Dutch literature and arts magazine

Tortuca is a Dutch literature and arts magazine published in Rotterdam and available in the Netherlands and Belgium. The name Tortuca has been derived from the mediaeval poem about turtles in Der naturen bloeme from the Flemish writer and poet Jacob van Maerlant.

==History and profile==
Founded in 1997 by Herbert Verhey and Bas Kwakman as Tortuca Private Press, the name was changed to Tortuca, literature and arts prior to the publication of the first magazine in 1997 [Tortuca 1, Autumn MCMXCVI] and extending the board of editors with musicians, artists and writers.

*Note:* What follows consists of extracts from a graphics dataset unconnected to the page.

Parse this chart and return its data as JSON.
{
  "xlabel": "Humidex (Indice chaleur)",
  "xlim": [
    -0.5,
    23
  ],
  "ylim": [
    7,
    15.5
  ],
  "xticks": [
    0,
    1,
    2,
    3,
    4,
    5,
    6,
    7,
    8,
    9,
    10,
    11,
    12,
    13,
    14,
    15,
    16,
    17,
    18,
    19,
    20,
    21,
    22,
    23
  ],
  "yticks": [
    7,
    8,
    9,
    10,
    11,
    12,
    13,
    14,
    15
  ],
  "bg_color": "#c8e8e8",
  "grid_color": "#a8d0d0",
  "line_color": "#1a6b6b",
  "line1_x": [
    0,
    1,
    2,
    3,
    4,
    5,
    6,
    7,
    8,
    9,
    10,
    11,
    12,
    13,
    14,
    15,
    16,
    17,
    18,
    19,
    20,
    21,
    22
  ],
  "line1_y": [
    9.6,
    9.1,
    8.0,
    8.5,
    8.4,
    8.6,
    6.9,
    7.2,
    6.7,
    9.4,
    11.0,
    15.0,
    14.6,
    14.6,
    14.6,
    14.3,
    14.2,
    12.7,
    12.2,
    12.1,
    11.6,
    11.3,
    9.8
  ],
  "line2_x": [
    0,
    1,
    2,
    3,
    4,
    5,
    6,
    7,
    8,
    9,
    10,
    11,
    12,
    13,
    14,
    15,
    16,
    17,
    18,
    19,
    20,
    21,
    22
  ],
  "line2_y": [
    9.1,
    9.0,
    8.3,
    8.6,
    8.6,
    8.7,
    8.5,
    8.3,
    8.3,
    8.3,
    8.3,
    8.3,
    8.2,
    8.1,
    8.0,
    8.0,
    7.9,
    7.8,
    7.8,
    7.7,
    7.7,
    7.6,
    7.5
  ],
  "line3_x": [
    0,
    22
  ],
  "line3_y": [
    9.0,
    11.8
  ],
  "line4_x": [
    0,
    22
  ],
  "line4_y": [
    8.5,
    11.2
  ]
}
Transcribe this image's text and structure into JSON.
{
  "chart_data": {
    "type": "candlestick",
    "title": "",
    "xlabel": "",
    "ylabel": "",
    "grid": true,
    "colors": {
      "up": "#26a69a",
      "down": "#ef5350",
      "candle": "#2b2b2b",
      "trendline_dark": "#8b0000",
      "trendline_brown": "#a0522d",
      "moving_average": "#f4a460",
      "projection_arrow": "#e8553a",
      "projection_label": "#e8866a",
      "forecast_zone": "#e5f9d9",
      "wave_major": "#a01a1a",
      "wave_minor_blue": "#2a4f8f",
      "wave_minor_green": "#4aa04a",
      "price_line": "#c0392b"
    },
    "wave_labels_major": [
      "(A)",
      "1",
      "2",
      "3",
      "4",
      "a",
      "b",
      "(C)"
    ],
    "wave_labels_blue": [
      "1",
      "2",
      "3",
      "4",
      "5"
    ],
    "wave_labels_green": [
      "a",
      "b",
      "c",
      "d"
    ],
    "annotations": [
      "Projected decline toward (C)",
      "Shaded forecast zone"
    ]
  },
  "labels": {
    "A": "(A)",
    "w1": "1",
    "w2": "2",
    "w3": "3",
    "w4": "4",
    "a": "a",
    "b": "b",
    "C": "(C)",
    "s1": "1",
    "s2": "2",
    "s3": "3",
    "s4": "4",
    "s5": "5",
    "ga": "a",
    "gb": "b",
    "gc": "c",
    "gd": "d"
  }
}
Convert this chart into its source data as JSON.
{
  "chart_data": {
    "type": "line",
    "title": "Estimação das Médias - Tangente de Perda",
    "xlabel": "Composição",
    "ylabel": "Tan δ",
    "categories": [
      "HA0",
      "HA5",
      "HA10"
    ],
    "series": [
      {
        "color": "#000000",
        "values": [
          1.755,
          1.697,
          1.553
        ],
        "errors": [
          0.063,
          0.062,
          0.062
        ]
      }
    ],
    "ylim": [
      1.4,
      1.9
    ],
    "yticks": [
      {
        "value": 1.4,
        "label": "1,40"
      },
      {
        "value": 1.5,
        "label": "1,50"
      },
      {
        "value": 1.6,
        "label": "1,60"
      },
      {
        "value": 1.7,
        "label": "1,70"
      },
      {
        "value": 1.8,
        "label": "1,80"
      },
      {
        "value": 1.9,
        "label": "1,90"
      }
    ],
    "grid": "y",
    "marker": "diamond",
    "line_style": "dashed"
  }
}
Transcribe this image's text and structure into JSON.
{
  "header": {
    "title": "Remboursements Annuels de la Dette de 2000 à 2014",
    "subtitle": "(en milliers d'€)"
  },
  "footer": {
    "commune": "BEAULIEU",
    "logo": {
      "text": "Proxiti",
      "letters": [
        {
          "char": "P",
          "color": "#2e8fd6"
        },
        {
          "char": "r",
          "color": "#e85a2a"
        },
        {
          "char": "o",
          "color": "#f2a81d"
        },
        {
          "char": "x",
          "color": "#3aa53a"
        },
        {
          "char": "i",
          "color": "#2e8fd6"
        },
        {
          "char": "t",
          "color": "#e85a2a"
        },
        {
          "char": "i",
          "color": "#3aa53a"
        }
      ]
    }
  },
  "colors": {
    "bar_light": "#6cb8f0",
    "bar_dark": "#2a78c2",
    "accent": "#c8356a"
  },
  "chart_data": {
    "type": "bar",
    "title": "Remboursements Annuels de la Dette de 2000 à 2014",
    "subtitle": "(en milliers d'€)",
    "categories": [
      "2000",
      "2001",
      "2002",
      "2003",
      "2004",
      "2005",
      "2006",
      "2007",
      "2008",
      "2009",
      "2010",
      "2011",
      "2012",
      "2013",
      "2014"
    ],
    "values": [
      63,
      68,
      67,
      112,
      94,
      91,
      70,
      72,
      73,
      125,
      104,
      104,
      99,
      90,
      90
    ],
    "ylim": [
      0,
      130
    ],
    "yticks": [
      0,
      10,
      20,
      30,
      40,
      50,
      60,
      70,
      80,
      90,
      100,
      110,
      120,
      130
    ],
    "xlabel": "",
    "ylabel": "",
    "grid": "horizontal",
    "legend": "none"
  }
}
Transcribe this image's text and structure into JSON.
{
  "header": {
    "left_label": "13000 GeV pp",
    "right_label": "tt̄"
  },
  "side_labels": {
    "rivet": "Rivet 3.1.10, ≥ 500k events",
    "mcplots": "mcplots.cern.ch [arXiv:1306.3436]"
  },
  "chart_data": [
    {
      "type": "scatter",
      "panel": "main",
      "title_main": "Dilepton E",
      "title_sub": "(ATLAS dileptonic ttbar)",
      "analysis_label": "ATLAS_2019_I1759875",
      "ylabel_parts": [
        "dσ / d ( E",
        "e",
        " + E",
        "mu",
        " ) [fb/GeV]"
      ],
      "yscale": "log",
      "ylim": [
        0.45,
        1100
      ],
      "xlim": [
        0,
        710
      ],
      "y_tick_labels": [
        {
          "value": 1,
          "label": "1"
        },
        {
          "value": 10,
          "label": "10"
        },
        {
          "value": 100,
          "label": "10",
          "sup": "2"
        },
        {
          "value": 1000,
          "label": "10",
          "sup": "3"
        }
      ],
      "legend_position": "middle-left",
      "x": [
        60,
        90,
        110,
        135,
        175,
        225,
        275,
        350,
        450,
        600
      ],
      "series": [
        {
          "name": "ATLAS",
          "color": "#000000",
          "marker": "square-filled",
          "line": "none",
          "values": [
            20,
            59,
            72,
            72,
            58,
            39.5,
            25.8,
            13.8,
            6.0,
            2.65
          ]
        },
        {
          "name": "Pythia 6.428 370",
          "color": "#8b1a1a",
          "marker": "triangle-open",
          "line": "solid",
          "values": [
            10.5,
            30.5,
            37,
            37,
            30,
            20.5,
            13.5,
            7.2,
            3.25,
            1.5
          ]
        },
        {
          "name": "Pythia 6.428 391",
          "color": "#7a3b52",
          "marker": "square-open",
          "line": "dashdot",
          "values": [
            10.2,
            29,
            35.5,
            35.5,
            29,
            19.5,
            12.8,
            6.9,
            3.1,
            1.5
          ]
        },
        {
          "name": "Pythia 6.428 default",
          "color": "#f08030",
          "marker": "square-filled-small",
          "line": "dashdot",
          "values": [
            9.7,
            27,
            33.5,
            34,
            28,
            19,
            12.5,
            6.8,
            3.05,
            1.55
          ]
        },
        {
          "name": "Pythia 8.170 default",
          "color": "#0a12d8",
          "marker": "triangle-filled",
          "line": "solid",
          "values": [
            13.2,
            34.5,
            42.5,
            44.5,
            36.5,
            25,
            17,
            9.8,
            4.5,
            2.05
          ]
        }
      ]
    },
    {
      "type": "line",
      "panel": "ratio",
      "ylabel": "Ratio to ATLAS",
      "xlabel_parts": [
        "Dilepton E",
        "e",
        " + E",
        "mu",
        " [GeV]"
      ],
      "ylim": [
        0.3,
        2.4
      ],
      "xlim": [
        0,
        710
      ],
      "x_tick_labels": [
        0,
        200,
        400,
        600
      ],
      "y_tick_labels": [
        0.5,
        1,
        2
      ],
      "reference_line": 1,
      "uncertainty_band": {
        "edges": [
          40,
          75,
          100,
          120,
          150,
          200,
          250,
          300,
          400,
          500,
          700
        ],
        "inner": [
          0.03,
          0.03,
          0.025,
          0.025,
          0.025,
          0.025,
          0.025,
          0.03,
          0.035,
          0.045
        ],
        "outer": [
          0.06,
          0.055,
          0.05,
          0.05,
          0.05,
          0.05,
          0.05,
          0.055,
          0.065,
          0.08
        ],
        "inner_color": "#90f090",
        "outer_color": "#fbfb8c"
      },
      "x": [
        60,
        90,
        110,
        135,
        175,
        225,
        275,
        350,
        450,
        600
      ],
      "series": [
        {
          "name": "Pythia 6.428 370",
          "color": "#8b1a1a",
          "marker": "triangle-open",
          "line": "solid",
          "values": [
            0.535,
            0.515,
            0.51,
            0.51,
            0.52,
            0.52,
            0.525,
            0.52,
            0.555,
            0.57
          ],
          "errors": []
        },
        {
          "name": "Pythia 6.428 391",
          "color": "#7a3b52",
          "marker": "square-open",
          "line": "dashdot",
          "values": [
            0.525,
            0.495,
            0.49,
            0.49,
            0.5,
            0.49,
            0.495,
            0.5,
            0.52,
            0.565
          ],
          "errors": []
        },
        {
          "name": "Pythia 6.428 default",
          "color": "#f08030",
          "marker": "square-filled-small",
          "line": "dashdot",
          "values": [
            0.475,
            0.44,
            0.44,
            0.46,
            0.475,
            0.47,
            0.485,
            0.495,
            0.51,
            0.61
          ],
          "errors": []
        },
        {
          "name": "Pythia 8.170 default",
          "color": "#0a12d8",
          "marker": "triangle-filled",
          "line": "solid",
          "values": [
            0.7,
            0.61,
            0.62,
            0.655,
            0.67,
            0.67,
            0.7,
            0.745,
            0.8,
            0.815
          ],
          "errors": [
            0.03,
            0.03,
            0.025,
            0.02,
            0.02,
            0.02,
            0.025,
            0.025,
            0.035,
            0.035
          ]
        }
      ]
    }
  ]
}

The pocketbook-size shaped magazine has no illustrations on the cover (only the colour changes per issue) and well balanced and coherent typography in the interior with use of the typefaces Bodoni and Garamond. Apart from prose (short stories) and poetry, Tortuca contains a wide variety of art: from pencil-sketches and photography to designs for curtains and technical drawings. Every issue has a special item like a leporello with selfportraits of Aad Donker on a long strip of paper [Tortuca 8, MCMXCIX, p. 51], the tombstone of Rainer Maria Rilke's grave with twelve translations of his 'untranslatable' epitaph [Tortuca 10, MM, p. 25] or a removable booklet with lyrics by Valentin Silvestrov [Tortuca 14, MMII, p. 20].

Tortuca is also the publisher of Testudo (novels, [translated-] poetry, short stories and prose), Tortuca Cahier [short stories, theatre plays, or exceptional subjects) and Tortuca Vestzak (miniature books).